Он протянул руку, накрыл её ладонь и сильно сжал.

– Прошу, умоляю.

Его унижение выворачивало ей душу.

– Ты так много значишь для меня. Я же вижу, что не безразличен тебе. Кэсси, я могу… о бездна! Я НЕ МОГУ приказать тебе стать моей. Первый раз моя власть над мирами значит ничто для той единственной, что важна мне. Я не хочу заставлять тебя, хочу, чтобы ты была со мной по своей воле, хочу, чтобы не боялась, чтобы спорила со мной, хочу, чтобы ты была со мной как женщина со своим любимым мужчиной.

Странное дело, но она его понимала. До последнего слова. Это вечно недостижимое счастье для высших мира сего, это желание быть любимым за душу, а не за трон, деньги или власть. И вечное противоречие между желанием и действительностью.

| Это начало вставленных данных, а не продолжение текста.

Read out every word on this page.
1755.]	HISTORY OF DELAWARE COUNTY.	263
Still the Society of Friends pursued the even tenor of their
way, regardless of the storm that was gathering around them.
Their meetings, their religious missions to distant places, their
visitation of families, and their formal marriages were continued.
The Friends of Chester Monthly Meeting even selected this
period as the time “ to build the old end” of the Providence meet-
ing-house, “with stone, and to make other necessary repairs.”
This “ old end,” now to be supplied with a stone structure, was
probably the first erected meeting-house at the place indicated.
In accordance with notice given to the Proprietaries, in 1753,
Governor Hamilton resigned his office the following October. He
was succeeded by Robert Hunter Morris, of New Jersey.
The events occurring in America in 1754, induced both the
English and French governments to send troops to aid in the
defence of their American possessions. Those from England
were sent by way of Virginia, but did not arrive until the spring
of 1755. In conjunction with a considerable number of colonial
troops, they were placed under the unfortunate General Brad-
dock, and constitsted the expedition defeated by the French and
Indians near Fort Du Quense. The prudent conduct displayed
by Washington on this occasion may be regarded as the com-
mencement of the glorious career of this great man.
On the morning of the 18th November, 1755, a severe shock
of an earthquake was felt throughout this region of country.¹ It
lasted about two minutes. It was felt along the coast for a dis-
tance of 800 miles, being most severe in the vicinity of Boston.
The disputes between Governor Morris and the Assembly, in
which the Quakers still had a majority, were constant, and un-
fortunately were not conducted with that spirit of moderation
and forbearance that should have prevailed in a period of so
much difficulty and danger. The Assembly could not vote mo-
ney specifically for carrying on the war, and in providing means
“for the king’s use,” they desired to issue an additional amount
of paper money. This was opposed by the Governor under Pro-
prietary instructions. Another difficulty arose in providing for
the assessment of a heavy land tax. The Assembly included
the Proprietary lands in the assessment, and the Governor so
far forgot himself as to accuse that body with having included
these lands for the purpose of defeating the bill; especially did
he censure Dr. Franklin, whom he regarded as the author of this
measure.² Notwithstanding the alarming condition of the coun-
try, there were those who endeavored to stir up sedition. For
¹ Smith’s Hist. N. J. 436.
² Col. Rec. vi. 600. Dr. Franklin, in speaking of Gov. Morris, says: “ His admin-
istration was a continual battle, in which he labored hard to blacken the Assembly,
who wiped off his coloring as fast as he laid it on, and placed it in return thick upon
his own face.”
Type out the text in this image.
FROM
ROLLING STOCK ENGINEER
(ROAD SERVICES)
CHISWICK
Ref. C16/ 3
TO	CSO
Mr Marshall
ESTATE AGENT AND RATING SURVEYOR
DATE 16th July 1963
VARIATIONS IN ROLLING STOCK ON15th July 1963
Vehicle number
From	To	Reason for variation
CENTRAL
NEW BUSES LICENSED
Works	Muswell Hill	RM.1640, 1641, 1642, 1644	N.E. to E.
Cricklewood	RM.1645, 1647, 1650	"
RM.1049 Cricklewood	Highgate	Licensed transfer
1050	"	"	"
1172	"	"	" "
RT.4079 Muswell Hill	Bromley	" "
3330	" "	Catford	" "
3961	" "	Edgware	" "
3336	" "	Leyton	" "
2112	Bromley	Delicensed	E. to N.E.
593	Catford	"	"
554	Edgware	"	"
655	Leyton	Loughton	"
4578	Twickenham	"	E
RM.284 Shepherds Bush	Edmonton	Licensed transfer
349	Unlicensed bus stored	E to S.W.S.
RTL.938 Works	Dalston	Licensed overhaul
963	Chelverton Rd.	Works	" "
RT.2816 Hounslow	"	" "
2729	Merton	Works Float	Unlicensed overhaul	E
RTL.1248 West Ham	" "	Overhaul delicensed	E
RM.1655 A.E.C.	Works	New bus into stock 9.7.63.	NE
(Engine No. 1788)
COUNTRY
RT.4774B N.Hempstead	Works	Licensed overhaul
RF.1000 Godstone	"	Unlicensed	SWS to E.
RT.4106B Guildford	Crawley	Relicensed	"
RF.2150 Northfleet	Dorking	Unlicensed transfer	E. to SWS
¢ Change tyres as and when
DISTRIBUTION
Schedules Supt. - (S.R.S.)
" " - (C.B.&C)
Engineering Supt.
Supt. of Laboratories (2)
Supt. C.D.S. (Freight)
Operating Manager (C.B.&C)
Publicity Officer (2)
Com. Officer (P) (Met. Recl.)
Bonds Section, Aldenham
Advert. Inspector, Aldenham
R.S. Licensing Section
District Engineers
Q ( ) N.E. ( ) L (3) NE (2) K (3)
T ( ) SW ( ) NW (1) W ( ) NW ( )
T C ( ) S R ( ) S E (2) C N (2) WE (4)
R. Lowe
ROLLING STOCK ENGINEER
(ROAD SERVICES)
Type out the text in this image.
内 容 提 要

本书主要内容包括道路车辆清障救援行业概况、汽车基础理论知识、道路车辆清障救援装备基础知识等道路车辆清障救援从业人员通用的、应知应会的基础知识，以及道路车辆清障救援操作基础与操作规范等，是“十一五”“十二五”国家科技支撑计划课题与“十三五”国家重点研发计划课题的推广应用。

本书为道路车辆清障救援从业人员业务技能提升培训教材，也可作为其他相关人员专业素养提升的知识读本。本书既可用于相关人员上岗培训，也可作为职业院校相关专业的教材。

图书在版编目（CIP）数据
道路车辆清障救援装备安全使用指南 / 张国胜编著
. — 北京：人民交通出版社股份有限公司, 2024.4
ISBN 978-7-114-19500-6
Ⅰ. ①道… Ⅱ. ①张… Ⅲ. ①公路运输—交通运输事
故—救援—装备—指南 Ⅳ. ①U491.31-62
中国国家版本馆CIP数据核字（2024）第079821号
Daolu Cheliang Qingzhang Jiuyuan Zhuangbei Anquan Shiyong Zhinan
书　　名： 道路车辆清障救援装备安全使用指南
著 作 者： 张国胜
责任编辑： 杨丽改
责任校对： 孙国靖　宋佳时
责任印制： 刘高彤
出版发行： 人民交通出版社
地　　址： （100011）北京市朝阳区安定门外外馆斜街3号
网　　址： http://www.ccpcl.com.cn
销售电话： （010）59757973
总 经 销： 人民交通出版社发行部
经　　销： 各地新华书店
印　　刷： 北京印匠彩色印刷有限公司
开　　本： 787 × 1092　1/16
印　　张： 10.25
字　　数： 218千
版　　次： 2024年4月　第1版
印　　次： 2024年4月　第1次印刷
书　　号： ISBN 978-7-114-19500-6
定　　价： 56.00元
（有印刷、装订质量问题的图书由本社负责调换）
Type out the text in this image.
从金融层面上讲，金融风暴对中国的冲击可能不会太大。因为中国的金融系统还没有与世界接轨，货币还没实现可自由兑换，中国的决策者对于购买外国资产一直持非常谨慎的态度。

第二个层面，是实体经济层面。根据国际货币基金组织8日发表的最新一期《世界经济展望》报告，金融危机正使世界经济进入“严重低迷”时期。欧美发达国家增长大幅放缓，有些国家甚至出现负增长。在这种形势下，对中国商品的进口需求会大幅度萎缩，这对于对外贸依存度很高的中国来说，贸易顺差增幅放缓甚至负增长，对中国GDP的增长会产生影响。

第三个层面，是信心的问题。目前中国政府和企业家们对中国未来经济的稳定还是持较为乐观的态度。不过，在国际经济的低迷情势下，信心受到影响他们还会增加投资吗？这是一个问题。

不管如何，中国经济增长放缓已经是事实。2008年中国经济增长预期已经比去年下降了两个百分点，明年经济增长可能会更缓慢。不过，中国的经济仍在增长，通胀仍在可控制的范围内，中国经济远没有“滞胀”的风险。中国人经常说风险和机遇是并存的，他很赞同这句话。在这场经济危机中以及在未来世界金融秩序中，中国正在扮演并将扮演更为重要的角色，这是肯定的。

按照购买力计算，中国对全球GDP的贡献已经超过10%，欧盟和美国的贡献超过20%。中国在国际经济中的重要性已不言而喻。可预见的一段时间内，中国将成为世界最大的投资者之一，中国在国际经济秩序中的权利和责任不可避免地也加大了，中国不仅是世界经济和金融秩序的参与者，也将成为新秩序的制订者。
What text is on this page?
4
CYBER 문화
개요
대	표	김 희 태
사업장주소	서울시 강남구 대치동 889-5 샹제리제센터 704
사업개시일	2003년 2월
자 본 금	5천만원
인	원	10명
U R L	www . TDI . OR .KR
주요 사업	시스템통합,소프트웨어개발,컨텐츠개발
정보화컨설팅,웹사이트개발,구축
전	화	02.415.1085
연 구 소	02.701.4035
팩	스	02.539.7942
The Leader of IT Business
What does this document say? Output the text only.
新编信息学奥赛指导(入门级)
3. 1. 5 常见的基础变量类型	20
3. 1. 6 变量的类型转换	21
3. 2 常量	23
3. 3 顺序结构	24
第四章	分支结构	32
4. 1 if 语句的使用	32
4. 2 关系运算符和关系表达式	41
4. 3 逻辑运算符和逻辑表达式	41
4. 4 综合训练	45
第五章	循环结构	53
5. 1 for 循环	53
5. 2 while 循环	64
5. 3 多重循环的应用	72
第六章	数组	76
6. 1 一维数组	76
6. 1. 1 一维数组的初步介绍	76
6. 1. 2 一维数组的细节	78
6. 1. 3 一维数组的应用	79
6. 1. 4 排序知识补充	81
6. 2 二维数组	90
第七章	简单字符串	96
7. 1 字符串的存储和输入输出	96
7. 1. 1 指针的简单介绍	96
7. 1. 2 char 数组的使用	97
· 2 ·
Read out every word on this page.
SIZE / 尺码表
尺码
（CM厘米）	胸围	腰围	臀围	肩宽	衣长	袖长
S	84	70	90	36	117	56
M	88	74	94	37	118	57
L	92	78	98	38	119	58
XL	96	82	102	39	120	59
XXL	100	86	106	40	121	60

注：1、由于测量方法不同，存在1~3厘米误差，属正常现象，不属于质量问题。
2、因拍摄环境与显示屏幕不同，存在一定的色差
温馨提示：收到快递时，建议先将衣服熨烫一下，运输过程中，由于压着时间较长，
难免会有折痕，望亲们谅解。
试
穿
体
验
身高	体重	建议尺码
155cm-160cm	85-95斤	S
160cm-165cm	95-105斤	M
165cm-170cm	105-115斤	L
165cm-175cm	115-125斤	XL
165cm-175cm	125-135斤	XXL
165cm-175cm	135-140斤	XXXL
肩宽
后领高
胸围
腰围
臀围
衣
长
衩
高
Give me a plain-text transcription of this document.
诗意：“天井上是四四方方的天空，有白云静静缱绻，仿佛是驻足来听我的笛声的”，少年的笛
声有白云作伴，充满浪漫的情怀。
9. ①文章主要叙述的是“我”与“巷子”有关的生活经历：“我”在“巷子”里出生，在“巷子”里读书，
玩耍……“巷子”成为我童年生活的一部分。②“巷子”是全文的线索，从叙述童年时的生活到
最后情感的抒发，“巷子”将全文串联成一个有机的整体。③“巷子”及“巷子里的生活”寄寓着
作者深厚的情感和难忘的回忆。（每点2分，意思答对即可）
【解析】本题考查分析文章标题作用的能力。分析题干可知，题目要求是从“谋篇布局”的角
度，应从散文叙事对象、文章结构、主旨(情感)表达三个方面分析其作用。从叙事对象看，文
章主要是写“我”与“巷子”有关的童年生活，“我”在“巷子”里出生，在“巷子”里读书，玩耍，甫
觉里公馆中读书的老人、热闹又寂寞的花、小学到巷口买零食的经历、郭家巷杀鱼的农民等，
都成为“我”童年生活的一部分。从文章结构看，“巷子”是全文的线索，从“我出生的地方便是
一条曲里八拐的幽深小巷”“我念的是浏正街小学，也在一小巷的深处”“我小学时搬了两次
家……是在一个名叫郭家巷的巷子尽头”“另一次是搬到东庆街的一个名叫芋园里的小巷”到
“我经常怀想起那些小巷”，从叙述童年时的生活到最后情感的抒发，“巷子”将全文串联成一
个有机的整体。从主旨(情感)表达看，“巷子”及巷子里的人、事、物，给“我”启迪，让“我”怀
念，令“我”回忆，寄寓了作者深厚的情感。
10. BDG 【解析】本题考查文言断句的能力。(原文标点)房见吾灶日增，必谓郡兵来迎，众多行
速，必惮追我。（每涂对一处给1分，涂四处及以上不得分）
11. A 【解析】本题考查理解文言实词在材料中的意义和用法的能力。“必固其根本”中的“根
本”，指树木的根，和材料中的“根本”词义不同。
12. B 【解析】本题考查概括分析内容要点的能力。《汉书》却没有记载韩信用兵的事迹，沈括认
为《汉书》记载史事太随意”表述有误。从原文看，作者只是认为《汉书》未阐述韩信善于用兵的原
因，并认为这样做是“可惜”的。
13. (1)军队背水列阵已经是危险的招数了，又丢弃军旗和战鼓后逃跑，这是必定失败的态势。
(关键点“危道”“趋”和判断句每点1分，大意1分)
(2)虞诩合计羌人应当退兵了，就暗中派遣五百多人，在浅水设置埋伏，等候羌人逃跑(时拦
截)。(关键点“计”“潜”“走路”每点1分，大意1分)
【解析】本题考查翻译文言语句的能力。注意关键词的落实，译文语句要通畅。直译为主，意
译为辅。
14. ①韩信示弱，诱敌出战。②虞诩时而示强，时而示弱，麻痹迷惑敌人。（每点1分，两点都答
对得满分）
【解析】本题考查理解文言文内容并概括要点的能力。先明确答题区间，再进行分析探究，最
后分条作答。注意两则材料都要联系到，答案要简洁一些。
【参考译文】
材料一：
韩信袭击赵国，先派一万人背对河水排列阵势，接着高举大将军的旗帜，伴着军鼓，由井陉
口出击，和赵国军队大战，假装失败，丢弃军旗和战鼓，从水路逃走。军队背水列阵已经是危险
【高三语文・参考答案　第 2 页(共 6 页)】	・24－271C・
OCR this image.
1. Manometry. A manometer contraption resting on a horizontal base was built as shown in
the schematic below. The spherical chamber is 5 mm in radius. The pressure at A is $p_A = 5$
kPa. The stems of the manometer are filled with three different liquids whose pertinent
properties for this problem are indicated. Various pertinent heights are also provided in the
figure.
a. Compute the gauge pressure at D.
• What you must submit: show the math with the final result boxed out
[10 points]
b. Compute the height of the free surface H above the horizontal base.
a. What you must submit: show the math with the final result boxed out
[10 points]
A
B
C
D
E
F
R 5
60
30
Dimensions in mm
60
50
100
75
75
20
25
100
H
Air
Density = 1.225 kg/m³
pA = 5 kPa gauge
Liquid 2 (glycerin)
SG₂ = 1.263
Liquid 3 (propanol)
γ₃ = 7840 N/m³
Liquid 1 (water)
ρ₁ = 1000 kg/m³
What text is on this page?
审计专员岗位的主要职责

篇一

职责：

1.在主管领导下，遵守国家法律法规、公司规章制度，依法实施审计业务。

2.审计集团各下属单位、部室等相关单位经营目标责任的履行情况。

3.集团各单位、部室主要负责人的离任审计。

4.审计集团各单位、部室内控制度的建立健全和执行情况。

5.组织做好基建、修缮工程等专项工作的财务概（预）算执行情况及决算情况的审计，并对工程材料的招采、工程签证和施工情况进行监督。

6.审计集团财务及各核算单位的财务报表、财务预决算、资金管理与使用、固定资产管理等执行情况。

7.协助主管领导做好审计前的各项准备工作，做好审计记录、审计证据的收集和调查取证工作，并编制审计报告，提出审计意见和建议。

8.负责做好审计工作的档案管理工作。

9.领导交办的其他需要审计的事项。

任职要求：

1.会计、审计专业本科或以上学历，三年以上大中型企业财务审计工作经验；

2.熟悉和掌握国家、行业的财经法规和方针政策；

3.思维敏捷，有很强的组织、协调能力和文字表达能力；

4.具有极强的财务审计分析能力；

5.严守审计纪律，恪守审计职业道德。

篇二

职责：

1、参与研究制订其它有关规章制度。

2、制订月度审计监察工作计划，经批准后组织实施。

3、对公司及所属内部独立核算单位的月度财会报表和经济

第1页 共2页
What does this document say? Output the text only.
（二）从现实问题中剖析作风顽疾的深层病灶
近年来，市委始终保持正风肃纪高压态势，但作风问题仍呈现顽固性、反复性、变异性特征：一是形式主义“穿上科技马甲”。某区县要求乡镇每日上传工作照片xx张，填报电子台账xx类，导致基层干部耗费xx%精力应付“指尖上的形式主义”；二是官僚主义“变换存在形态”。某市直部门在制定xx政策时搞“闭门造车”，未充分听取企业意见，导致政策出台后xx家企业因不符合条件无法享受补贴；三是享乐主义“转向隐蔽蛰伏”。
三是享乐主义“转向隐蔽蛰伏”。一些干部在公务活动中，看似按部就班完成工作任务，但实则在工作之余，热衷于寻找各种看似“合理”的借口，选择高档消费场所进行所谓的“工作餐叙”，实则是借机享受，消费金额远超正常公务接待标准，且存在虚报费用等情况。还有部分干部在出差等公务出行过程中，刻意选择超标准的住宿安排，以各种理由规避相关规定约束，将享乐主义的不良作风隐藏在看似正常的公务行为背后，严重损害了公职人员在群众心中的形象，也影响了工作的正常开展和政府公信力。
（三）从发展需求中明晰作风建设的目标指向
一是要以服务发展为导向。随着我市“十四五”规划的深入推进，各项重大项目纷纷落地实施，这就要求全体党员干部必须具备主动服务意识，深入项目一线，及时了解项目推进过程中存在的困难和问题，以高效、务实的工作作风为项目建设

Готова ли она на подвиг ради любимого? Готова ли пожертвовать собой, своей гордостью, честью и своими детьми ради его счастья? Принести свои желания, амбиции на алтарь их любви?

Какие жуткие вопросы! Ну почему, почему она должна искать на них ответ?

А что он готов сделать ради их будущего?

– А если я попрошу отпустить меня сейчас? – проговорила тихо, борясь с желанием броситься к нему, провести рукой по волосам и увидеть, как светлеют и загораются счастьем его глаза.

– Кэсси, – её ладонь сжали до боли, а лицо Лейнара закаменело, – видит небо, я был честен с тобой, я… впервые в жизни умолял женщину, но я ведь могу и по-другому!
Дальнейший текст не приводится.